Hacker News new | ask | show | jobs
by Upgrayyed_U 1341 days ago
If you're seriously considering it already, I say just do it. I'm a "normal" by your definition and have a both an individual counselor and an executive coach, both paid for on my own dime. I've committed over $10k between the two so far and feel like it's money well spent.

80% of the value for me has come from identifying hidden sources of fear and working through plans to overcome them. I'm naturally risk-averse and really had no real understanding of how much I was letting my own self-limiting belief system hold me back. A good coach can help you identify ways in which you're inadvertently sabotaging your own progress and help you to overcome them.

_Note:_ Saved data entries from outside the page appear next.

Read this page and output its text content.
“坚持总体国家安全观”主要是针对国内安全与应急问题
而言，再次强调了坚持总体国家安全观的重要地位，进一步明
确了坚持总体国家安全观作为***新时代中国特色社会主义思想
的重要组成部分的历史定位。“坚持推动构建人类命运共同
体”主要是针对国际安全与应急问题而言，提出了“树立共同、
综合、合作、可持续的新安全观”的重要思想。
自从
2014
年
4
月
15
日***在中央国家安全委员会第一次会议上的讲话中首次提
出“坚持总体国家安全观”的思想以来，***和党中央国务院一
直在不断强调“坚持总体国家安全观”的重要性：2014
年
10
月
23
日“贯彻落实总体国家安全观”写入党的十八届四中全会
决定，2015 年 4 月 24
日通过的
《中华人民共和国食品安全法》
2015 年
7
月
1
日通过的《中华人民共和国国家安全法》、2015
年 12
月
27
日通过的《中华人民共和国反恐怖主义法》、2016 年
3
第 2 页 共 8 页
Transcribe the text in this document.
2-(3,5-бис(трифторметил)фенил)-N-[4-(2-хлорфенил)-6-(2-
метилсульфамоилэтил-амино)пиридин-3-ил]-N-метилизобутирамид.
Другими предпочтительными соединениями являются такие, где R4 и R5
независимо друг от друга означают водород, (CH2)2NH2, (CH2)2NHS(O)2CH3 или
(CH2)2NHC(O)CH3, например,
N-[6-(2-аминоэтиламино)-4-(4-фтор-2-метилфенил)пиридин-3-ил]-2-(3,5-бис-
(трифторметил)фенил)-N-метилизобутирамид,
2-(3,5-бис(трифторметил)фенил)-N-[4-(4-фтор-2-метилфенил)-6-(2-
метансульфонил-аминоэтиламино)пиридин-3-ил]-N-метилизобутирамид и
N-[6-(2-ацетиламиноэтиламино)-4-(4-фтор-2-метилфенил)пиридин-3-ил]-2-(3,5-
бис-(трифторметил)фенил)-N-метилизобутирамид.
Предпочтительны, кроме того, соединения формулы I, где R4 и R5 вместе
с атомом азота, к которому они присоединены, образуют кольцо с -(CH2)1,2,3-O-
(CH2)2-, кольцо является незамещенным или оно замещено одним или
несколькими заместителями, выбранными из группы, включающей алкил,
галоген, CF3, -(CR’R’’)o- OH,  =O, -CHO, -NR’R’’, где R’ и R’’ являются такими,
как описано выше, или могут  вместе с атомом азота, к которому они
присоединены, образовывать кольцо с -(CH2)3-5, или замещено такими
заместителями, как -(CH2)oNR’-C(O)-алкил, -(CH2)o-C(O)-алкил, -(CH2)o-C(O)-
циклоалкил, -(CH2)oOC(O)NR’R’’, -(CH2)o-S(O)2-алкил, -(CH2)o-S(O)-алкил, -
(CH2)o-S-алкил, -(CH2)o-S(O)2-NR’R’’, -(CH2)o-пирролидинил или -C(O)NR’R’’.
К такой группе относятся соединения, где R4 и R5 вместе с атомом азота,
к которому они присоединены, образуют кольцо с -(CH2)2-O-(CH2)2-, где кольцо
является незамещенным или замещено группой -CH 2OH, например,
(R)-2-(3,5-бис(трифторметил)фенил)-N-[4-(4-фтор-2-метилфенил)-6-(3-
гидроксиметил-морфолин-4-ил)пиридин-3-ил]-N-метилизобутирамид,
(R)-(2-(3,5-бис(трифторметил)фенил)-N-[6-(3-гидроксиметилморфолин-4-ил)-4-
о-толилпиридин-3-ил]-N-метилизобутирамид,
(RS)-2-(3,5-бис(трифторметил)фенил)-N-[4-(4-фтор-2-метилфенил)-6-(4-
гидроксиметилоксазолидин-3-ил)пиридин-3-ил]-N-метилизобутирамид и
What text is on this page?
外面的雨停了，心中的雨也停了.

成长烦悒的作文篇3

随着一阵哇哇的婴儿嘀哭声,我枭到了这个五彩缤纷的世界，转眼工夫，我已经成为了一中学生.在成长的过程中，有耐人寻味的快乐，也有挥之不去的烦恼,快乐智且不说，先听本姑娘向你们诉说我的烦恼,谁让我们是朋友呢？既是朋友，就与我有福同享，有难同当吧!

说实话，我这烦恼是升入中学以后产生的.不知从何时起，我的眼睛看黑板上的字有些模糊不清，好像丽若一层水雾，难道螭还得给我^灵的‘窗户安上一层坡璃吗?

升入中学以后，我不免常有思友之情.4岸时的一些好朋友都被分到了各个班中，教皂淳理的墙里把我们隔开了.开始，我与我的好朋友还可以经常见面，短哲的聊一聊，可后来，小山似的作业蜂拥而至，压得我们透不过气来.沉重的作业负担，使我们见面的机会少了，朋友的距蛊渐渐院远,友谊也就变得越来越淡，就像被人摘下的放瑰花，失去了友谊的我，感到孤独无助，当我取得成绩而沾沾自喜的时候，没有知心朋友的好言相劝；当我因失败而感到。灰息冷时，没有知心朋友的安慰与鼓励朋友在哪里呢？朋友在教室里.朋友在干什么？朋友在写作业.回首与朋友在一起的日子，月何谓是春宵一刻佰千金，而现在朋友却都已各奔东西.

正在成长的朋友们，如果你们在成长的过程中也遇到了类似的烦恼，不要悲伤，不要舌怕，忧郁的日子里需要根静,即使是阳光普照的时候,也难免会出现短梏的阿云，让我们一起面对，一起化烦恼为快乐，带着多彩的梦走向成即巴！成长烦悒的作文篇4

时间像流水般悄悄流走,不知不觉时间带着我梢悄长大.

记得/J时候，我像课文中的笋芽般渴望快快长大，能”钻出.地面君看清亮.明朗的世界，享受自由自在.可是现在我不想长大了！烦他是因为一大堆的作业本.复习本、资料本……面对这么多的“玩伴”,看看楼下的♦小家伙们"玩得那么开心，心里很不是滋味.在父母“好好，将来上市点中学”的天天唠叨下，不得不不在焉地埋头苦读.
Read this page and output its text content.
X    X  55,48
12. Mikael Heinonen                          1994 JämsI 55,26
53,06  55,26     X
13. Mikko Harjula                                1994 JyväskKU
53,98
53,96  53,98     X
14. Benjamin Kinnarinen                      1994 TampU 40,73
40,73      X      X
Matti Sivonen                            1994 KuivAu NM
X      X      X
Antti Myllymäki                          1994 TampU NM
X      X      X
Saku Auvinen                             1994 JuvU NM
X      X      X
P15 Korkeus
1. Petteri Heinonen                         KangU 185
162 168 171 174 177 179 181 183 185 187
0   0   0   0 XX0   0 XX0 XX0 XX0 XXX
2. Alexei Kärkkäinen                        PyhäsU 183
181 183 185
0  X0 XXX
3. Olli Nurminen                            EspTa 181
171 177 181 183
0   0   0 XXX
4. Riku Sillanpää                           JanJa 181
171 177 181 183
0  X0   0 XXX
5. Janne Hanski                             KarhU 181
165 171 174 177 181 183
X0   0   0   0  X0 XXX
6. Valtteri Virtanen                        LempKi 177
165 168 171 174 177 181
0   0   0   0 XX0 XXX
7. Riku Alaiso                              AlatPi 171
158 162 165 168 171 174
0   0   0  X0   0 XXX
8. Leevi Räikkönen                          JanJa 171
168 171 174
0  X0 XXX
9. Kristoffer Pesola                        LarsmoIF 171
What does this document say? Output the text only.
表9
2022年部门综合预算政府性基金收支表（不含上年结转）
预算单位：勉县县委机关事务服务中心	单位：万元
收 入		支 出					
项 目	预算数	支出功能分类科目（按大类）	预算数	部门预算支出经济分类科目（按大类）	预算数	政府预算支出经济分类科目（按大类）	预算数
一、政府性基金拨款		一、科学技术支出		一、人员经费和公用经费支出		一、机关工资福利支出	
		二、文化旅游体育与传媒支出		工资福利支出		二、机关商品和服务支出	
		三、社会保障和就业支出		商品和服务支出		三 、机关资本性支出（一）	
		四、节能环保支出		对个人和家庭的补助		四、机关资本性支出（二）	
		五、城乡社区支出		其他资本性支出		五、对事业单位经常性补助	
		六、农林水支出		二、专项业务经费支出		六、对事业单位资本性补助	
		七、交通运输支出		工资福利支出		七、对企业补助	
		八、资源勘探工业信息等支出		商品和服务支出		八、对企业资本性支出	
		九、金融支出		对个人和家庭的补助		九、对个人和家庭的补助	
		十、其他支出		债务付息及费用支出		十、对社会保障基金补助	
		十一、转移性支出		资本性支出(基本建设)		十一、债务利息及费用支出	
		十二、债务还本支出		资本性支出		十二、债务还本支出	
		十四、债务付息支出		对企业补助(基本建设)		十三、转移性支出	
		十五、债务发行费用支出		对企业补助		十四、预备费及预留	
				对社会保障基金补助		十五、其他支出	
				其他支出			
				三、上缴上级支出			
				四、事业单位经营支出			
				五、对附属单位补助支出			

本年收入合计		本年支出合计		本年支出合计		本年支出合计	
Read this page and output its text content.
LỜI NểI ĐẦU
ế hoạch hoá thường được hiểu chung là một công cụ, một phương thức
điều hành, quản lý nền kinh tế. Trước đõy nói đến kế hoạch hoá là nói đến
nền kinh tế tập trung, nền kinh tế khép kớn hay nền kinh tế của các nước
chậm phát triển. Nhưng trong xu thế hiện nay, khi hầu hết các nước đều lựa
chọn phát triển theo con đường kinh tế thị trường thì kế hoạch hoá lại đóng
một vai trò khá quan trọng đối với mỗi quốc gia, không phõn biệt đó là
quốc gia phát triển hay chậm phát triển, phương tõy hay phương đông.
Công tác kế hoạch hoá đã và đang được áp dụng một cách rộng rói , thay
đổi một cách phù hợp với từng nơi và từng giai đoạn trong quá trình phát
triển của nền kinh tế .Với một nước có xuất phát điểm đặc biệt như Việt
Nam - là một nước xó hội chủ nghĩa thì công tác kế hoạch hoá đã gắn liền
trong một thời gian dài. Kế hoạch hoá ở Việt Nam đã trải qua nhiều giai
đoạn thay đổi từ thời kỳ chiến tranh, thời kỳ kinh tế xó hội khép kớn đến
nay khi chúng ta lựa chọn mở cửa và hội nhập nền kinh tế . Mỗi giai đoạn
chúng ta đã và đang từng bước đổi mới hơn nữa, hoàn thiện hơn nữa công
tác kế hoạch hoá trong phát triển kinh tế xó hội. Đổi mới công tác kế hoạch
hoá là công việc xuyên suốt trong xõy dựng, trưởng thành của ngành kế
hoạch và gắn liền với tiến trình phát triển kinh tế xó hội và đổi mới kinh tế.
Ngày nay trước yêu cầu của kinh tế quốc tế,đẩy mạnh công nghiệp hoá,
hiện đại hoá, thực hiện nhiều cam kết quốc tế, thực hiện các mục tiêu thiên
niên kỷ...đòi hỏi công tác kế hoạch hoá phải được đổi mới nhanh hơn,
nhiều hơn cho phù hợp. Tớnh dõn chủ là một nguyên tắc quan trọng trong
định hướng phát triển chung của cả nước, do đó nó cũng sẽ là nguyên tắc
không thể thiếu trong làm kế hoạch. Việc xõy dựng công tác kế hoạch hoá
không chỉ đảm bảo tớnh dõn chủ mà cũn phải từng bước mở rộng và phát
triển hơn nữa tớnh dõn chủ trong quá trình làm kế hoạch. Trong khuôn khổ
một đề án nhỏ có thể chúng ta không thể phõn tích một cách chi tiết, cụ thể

The other primary benefit (the remaining 20%) has come from having a completely new and fresh perspective on problem-solving. I can easily say that I've had more directly actionable "Aha" moments in the last three years of coaching than I had over the previous 20+ years of my career. For every "unique" problem you think you have, a good coach or counselor has probably seen some variation of it dozens of times and can probably offer you a half dozen useful ways of tackling the problem. It's the same thing that something like YC does for startups, but applied to you on an individual level.

The major caveat of course is that good coaches are often hard to find and you might have to search a bit to find one that works well for your specific needs. YMMV and all that.

4 comments

How did you find your coaches?
I searched for coaches in my area, did a handful of interviews, then went with the one I related best with. The only unique insight I can offer here is to take any recommendations with a heavy grain of salt. Counseling/coaching is highly individualized, and what works for one person could do absolutely nothing for you. For the reason, there's no harm in ending a relationship that isn't working for you.
Thanks for that. You have planted a seed for sure!
Sounds like that 80% could also be covered by talk therapy. I’m not discounting your approach, but identifying fears and their sources is pretty common.
Isn’t coaching basically “non-professionalized” therapy? Like insofar as a decent chunk of therapy is this^ (interrogating belief systems), there’s hardly a reason you need someone to do it from the blessed perch of a paper that says “Doctor” on it, and hardly a reason your beliefs need to be pathologized to the degree that you become a “Patient.”
Therapists are already kinda non-professionalized, in that many already do not have a doctor piece of paper.

I’d say coaching probably is a different framing, maybe some different techniques, but similar goals as therapy? Idk, just sort of speculating.

Coaching should focus on work issues and your personal development in the workplace. While that does overlap with regular therapy, regular therapy can involve family and more complex personal issues. You may also expect a coach to have more experience in corporate life than a therapist may. But the central tenant is their that the only change that can happen is the change that you make.

HBR has a good podcast that is run by Muriel Wilkins that is useful for those that can learn vicariously.

My thoughts too. I think the hardest thing is finding a therapist who will actually be giving you good data/challenging the things you're stuck on versus a therapist who just agrees with you
80% of what personal trainers do could also be reduced to "talk therapy" and the other 20% is literally googleable.

Perhaps you can see how my example is an over-reduction that eschews the actual value of a personal trainer, and then likewise for founder coaching.

The main value is overcoming your own bias and limitation by accessing an informed neutral perspective. A coach isn't there to provide you with all the right answers. He's there to help you see the right problems.

I didn't know there was such a thing as an executive coach. Where do you find one?
You can easily search for one online or LinkedIn. But generally, once you start running in certain circles (think executive networking and chamber of commerce type events), you'll usually find a bunch of coaches and mentors waiting for you there. Or, at the very least, you'll have a group of people who you can ask for leads for finding a good coach.
Can you share some of possible fears?

I feel like I really don't have any but as you said those are hidden, so maybe I have some but I just don't know that.